Human gut M cells resemble dendritic cells and present gluten antigen
Summary
This Nature paper reports that human intestinal microfold (M) cells — a rare epithelial cell type that samples luminal antigens — share transcriptional programmes and functional features with dendritic cells and can act as non-haematopoietic MHC-II antigen-presenting cells. Using human intestinal organoid models adapted to generate M cells, the authors define M cell differentiation stages (SPIB+ICAM2− early, SPIB+ICAM2+ immature, SPIB+ICAM2+GP2+ mature), identify ICAM2 as an M-lineage marker, and show that human M cells constitutively express MHC-II and contain MIIC compartments for peptide loading.
The study demonstrates functional antigen presentation: M cells from HLA-DQ2.5 donors take up gliadin (wheat) peptides, load immunogenic gliadin:HLA-DQ2.5 complexes and activate gluten-specific CD4+ T cells. M cells highly express tissue transglutaminase (TGM2), which deamidates gliadin peptides into the pathogenic form required for strong T cell recognition. Key regulators of human M cell differentiation include SPIB and RUNX2, and CSF2 promotes M cell maturation.

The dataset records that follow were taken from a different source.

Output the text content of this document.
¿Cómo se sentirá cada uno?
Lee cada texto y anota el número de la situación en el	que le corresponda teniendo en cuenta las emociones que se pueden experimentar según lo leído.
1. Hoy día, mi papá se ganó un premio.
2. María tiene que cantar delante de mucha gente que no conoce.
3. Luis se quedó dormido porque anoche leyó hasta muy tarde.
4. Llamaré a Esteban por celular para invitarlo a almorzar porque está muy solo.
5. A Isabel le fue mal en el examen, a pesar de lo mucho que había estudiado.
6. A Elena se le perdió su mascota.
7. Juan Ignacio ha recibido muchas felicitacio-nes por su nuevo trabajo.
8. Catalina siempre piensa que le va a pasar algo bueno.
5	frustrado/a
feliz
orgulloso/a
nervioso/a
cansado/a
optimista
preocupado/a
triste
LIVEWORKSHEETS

Importantly, many of these dendritic-cell-like features are human-specific and not observed in mouse M cells.
Key Points
- Human M cells can be generated in organoids with RANKL, TNF and retinoic acid; these organoids recapitulate M cell morphology and markers (GP2, SPIB, SOX8).
- ICAM2 marks early/immature M-lineage cells and, together with SPIB and GP2, defines a clear human M cell differentiation trajectory.

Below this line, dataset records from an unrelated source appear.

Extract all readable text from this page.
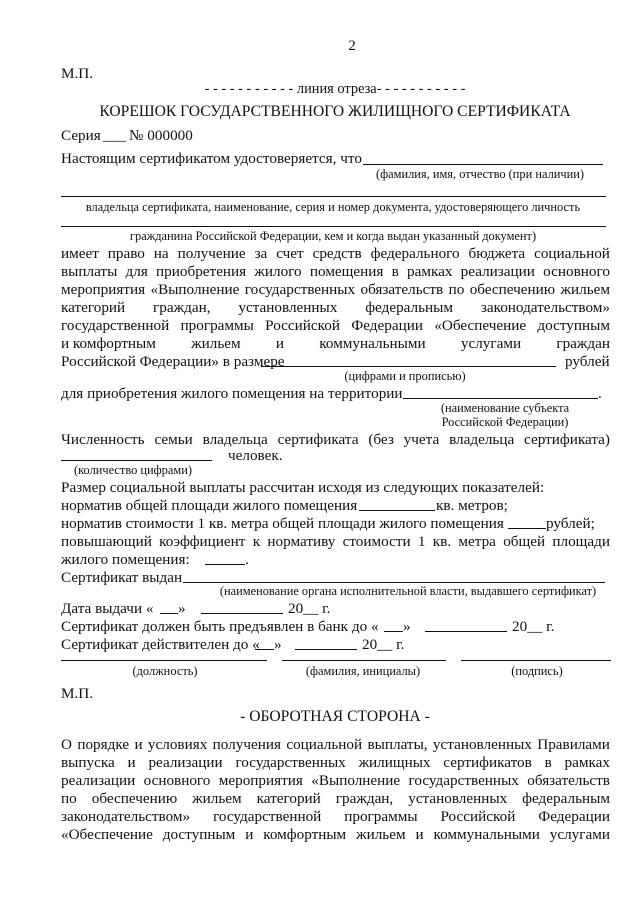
2
М.П.
- - - - - - - - - - - линия отреза- - - - - - - - - - -
КОРЕШОК ГОСУДАРСТВЕННОГО ЖИЛИЩНОГО СЕРТИФИКАТА
Серия ___ № 000000
Настоящим сертификатом удостоверяется, что
(фамилия, имя, отчество (при наличии)
владельца сертификата, наименование, серия и номер документа, удостоверяющего личность
гражданина Российской Федерации, кем и когда выдан указанный документ)
имеет право на получение за счет средств федерального бюджета социальной
выплаты для приобретения жилого помещения в рамках реализации основного
мероприятия «Выполнение государственных обязательств по обеспечению жильем
категорий граждан, установленных федеральным законодательством»
государственной программы Российской Федерации «Обеспечение доступным
и комфортным жильем и коммунальными услугами граждан
Российской Федерации» в размере	рублей
(цифрами и прописью)
для приобретения жилого помещения на территории	.
(наименование субъекта
Российской Федерации)
Численность семьи владельца сертификата (без учета владельца сертификата)
человек.
(количество цифрами)
Размер социальной выплаты рассчитан исходя из следующих показателей:
норматив общей площади жилого помещения	кв. метров;
норматив стоимости 1 кв. метра общей площади жилого помещения	рублей;
повышающий коэффициент к нормативу стоимости 1 кв. метра общей площади
жилого помещения:	.
Сертификат выдан
(наименование органа исполнительной власти, выдавшего сертификат)
Дата выдачи « »	20__ г.
Сертификат должен быть предъявлен в банк до « »	20__ г.
Сертификат действителен до « »	20__ г.
(должность)	(фамилия, инициалы)	(подпись)
М.П.
- ОБОРОТНАЯ СТОРОНА -
О порядке и условиях получения социальной выплаты, установленных Правилами
выпуска и реализации государственных жилищных сертификатов в рамках
реализации основного мероприятия «Выполнение государственных обязательств
по обеспечению жильем категорий граждан, установленных федеральным
законодательством» государственной программы Российской Федерации
«Обеспечение доступным и комфортным жильем и коммунальными услугами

- Human M cells express MHC-II and form MIIC compartments, enabling antigen processing and peptide loading — features resembling dendritic cells.
- M cells take up gliadin, present gliadin:HLA‑DQ2.5 complexes and directly activate gluten-specific CD4+ T cells from coeliac patients in co-culture assays.
- M cells express high levels of TGM2 and can deamidate gliadin peptides (Q→E), producing the pathogenic epitopes required for strong HLA‑DQ2.5-restricted T cell activation.
- Transcription factors SPIB and RUNX2 are essential for human M cell development; CSF2 enhances maturation — some regulatory programmes are shared with dendritic cells.
- These antigen‑presentation features are largely human specific; mouse M cells lack constitutive MHC-II expression, underscoring species differences for translational studies.
Why should I read this?
Short version: if you care about how the gut talks to the immune system — and especially how gluten triggers coeliac disease — this paper changes the story. Human M cells aren’t just sampling ports: they can present antigen and even make the nasty, disease-triggering gluten pieces. It’s neat, unexpected and directly relevant if you work on gut immunity, coeliac disease or organoid models.
Context and relevance
This work reframes M cells as professional, non-haematopoietic antigen-presenting cells in human gut-associated lymphoid tissue. It links M cell biology to coeliac disease pathogenesis by showing M cell uptake, processing (including TGM2-mediated deamidation) and HLA‑DQ2.5-restricted presentation of gliadin peptides that activate pathogenic CD4+ T cells. The finding that many antigen‑presentation traits are absent in mouse M cells highlights a crucial species difference and warns against over-reliance on murine models for certain aspects of human intestinal immunity. The organoid co-culture assays also provide a tractable human platform for mechanistic and therapeutic investigations into coeliac disease and mucosal antigen presentation.
Author style
Punchy: this is a significant, potentially paradigm-shifting study. It elevates M cells from passive samplers to active participants in antigen presentation and provides mechanistic links to coeliac disease — a must-read for researchers in mucosal immunology and translational gut research.